Paul Kennedy, senior manager for technology solutions for Rehmann, pointed out that organizations definitely benefit from what he called “thoughtful, comprehensive policies.”

In an article posted to Rehmann’s website (Make Cybersecurity a Priority in Your Organization), Kennedy wrote “well-defined human resources policies contribute greatly to organizational culture.

“Likewise, airtight legal policies offer guidance, compliance, and protection,” he wrote.

One problem, he said, is that navigating the complexities, defining compliance requirements, and then writing strong organizational policies takes a lot of time and can prove daunting. Still, it’s worth the effort, particularly when it comes to cybersecurity.”

To put a dollar figure on it, Kennedy pointed out that a recent industry study found the average total cost gap between breaches where an incident response plan and team were in place ($3.25 million average cost) versus a breach where neither were in place ($5.71 million average cost) was $2.46 million, making a “well-designed incident response policy” worth almost $2.5 million, on average.

“It all starts with people,” Kennedy wrote. “The single most effective tool in creating, implementing, and sustaining strong policies is educating your people. With cybersecurity policies in place, you’re providing a common language that can be understood and transferred to others, which is crucial for business continuity and disaster recovery.”

It’s important, Czarnecki said, for companies and their Chief Information Security Officers (CISO) to train employees how to protect the company from cyberattacks.

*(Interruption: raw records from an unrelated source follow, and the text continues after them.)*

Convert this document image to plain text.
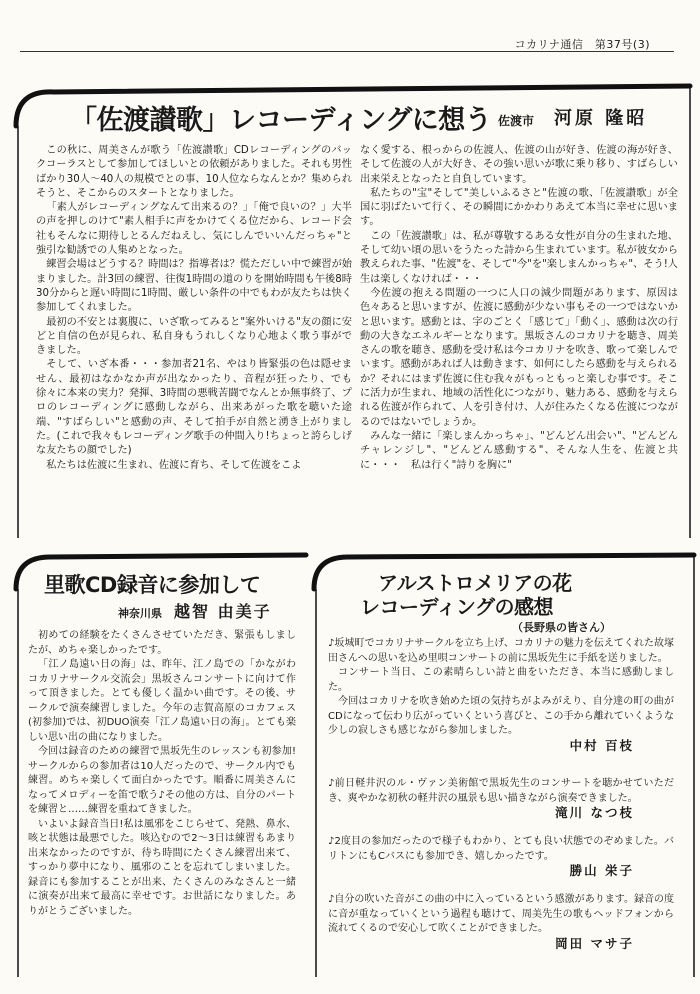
コカリナ通信　第37号(3)
「佐渡讃歌」レコーディングに想う 佐渡市 河原 隆昭

この秋に、周美さんが歌う「佐渡讃歌」CDレコーディングのバックコーラスとして参加してほしいとの依頼がありました。それも男性ばかり30人～40人の規模でとの事、10人位ならなんとか？集められそうと、そこからのスタートとなりました。

「素人がレコーディングなんて出来るの？」「俺で良いの？」大半の声を押しのけて"素人相手に声をかけてくる位だから、レコード会社もそんなに期待しとるんだねえし、気にしんでいいんだっちゃ"と強引な勧誘での人集めとなった。

練習会場はどうする？時間は？指導者は？慌ただしい中で練習が始まりました。計3回の練習、往復1時間の道のりを開始時間も午後8時30分からと遅い時間に1時間、厳しい条件の中でもわが友たちは快く参加してくれました。

最初の不安とは裏腹に、いざ歌ってみると"案外いける"友の顔に安どと自信の色が見られ、私自身もうれしくなり心地よく歌う事ができました。

そして、いざ本番・・・参加者21名、やはり皆緊張の色は隠せません、最初はなかなか声が出なかったり、音程が狂ったり、でも徐々に本来の実力？発揮、3時間の悪戦苦闘でなんとか無事終了、プロのレコーディングに感動しながら、出来あがった歌を聴いた途端、"すばらしい"と感動の声、そして拍手が自然と湧き上がりました。(これで我々もレコーディング歌手の仲間入り!ちょっと誇らしげな友たちの顔でした)

私たちは佐渡に生まれ、佐渡に育ち、そして佐渡をこよ

なく愛する、根っからの佐渡人、佐渡の山が好き、佐渡の海が好き、そして佐渡の人が大好き、その強い思いが歌に乗り移り、すばらしい出来栄えとなったと自負しています。

私たちの"宝"そして"美しいふるさと"佐渡の歌、「佐渡讃歌」が全国に羽ばたいて行く、その瞬間にかかわりあえて本当に幸せに思います。

この「佐渡讃歌」は、私が尊敬するある女性が自分の生まれた地、そして幼い頃の思いをうたった詩から生まれています。私が彼女から教えられた事、"佐渡"を、そして"今"を"楽しまんかっちゃ"、そう!人生は楽しくなければ・・・

今佐渡の抱える問題の一つに人口の減少問題があります、原因は色々あると思いますが、佐渡に感動が少ない事もその一つではないかと思います。感動とは、字のごとく「感じて」「動く」、感動は次の行動の大きなエネルギーとなります。黒坂さんのコカリナを聴き、周美さんの歌を聴き、感動を受け私は今コカリナを吹き、歌って楽しんでいます。感動があれば人は動きます、如何にしたら感動を与えられるか？それにはまず佐渡に住む我々がもっともっと楽しむ事です。そこに活力が生まれ、地域の活性化につながり、魅力ある、感動を与えられる佐渡が作られて、人を引き付け、人が住みたくなる佐渡につながるのではないでしょうか。

みんな一緒に「楽しまんかっちゃ」、"どんどん出会い"、"どんどんチャレンジし"、"どんどん感動する"、そんな人生を、佐渡と共に・・・　私は行く"詩りを胸に"

里歌CD録音に参加して
神奈川県 越智 由美子

初めての経験をたくさんさせていただき、緊張もしましたが、めちゃ楽しかったです。

「江ノ島遠い日の海」は、昨年、江ノ島での「かながわコカリナサークル交流会」黒坂さんコンサートに向けて作って頂きました。とても優しく温かい曲です。その後、サークルで演奏練習しました。今年の志賀高原のコカフェス(初参加)では、初DUO演奏「江ノ島遠い日の海」。とても楽しい思い出の曲になりました。

今回は録音のための練習で黒坂先生のレッスンも初参加!サークルからの参加者は10人だったので、サークル内でも練習。めちゃ楽しくて面白かったです。順番に周美さんになってメロディーを笛で歌う♪その他の方は、自分のパートを練習と……練習を重ねてきました。

いよいよ録音当日!私は風邪をこじらせて、発熱、鼻水、咳と状態は最悪でした。咳込むので2～3日は練習もあまり出来なかったのですが、待ち時間にたくさん練習出来て、すっかり夢中になり、風邪のことを忘れてしまいました。録音にも参加することが出来、たくさんのみなさんと一緒に演奏が出来て最高に幸せです。お世話になりました。ありがとうございました。

アルストロメリアの花
レコーディングの感想
（長野県の皆さん）

♪坂城町でコカリナサークルを立ち上げ、コカリナの魅力を伝えてくれた故塚田さんへの思いを込め里唄コンサートの前に黒坂先生に手紙を送りました。

コンサート当日、この素晴らしい詩と曲をいただき、本当に感動しました。

今回はコカリナを吹き始めた頃の気持ちがよみがえり、自分達の町の曲がCDになって伝わり広がっていくという喜びと、この手から離れていくような少しの寂しさも感じながら参加しました。

中村 百枝

♪前日軽井沢のル・ヴァン美術館で黒坂先生のコンサートを聴かせていただき、爽やかな初秋の軽井沢の風景も思い描きながら演奏できました。

滝川 なつ枝

♪2度目の参加だったので様子もわかり、とても良い状態でのぞめました。バリトンにもCバスにも参加でき、嬉しかったです。

勝山 栄子

♪自分の吹いた音がこの曲の中に入っているという感激があります。録音の度に音が重なっていくという過程も聴けて、周美先生の歌もヘッドフォンから流れてくるので安心して吹くことができました。

岡田 マサ子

“If you think of a network in terms of a house, right, with different rooms, they all have different surfaces,” he said. “You can get in through the windows, you can get in through the doors. It depends on the individual room that you’re working with your network.

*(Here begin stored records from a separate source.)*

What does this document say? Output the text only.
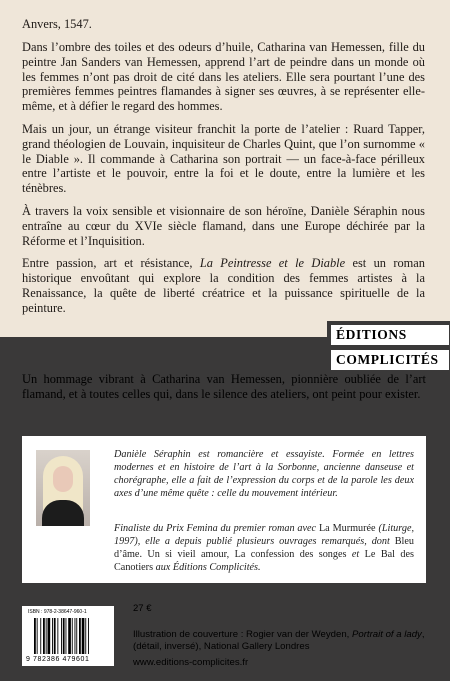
Anvers, 1547.

Dans l’ombre des toiles et des odeurs d’huile, Catharina van Hemessen, fille du peintre Jan Sanders van Hemessen, apprend l’art de peindre dans un monde où les femmes n’ont pas droit de cité dans les ateliers. Elle sera pourtant l’une des premières femmes peintres flamandes à signer ses œuvres, à se représenter elle-même, et à défier le regard des hommes.

Mais un jour, un étrange visiteur franchit la porte de l’atelier : Ruard Tapper, grand théologien de Louvain, inquisiteur de Charles Quint, que l’on surnomme « le Diable ». Il commande à Catharina son portrait — un face-à-face périlleux entre l’artiste et le pouvoir, entre la foi et le doute, entre la lumière et les ténèbres.

À travers la voix sensible et visionnaire de son héroïne, Danièle Séraphin nous entraîne au cœur du XVIe siècle flamand, dans une Europe déchirée par la Réforme et l’Inquisition.

Entre passion, art et résistance, La Peintresse et le Diable est un roman historique envoûtant qui explore la condition des femmes artistes à la Renaissance, la quête de liberté créatrice et la puissance spirituelle de la peinture.

ÉDITIONS
COMPLICITÉS

Un hommage vibrant à Catharina van Hemessen, pionnière oubliée de l’art flamand, et à toutes celles qui, dans le silence des ateliers, ont peint pour exister.

Danièle Séraphin est romancière et essayiste. Formée en lettres modernes et en histoire de l’art à la Sorbonne, ancienne danseuse et chorégraphe, elle a fait de l’expression du corps et de la parole les deux axes d’une même quête : celle du mouvement intérieur.

Finaliste du Prix Femina du premier roman avec La Murmurée (Liturge, 1997), elle a depuis publié plusieurs ouvrages remarqués, dont Bleu d’âme. Un si vieil amour, La confession des songes et Le Bal des Canotiers aux Éditions Complicités.

ISBN : 978-2-38647-960-1
9 782386 479601
27 €

Illustration de couverture : Rogier van der Weyden, Portrait of a lady, (détail, inversé), National Gallery Londres

www.editions-complicites.fr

“If CISOs and their teams aren’t actively thinking about those attack surfaces, they may not be thinking about how they are attacked, how they’re compromised.”
Czarnecki said companies that aren’t ready for attacks often are reacting without their employees having had proper training. It’s a “challenge” for CISOs.

Companies are tempted, he said, to “react to the next email or respond to the next training requirement.” Adequate training is important, he said, but so is having an incident response at hand to deal with potential attacks.

Security teams need to be performing group training sessions on the tools and surfaces they know on the security platforms.

One of the practices Czarnecki pushes with clients is a “tabletop” exercise with separate teams playing the roles on each side of the incident.

“This is a key challenge … you need to make sure that they are performing group training,” he said. “In the end, you want to be able to elevate your teams, not just to be doing the training modules that we all have in our businesses, but you want them to be able to do tabletop gates.

“What that really does is it helps you to train out your team on how to think, how to respond,” he added. “So, when an event comes up, your team knows how to assemble, who the incident commander is, how to work with legal heads of state in the company. Being able to do the training as part one of a bigger strategy is a way to have better threat awareness. We have to be vigilant. Training is critical, but what’s even more critical as uniting the people, the response and the data.”

Hacking doesn’t just happen to stateside companies; it’s a worldwide problem. Geography plays no role in what companies can be attacked.

Neelam Sandhu, Chief Elite Customer Success and Chief Marketing Officer at Blackberry, the California-based cybersecurity and crisis management consultant, started out working in Blackberry’s United Kingdom office. And she was recently in Africa having this same conversation.

“The world is more connected, just as people and things are more connected, so one entry point for a cyber attacker could mean a company or product is impacted that could infect our corporate data as well,” she said. “Everywhere has the same risks. To solve the problem, it takes everyone to come together and think about the problem seriously and attack it seriously.”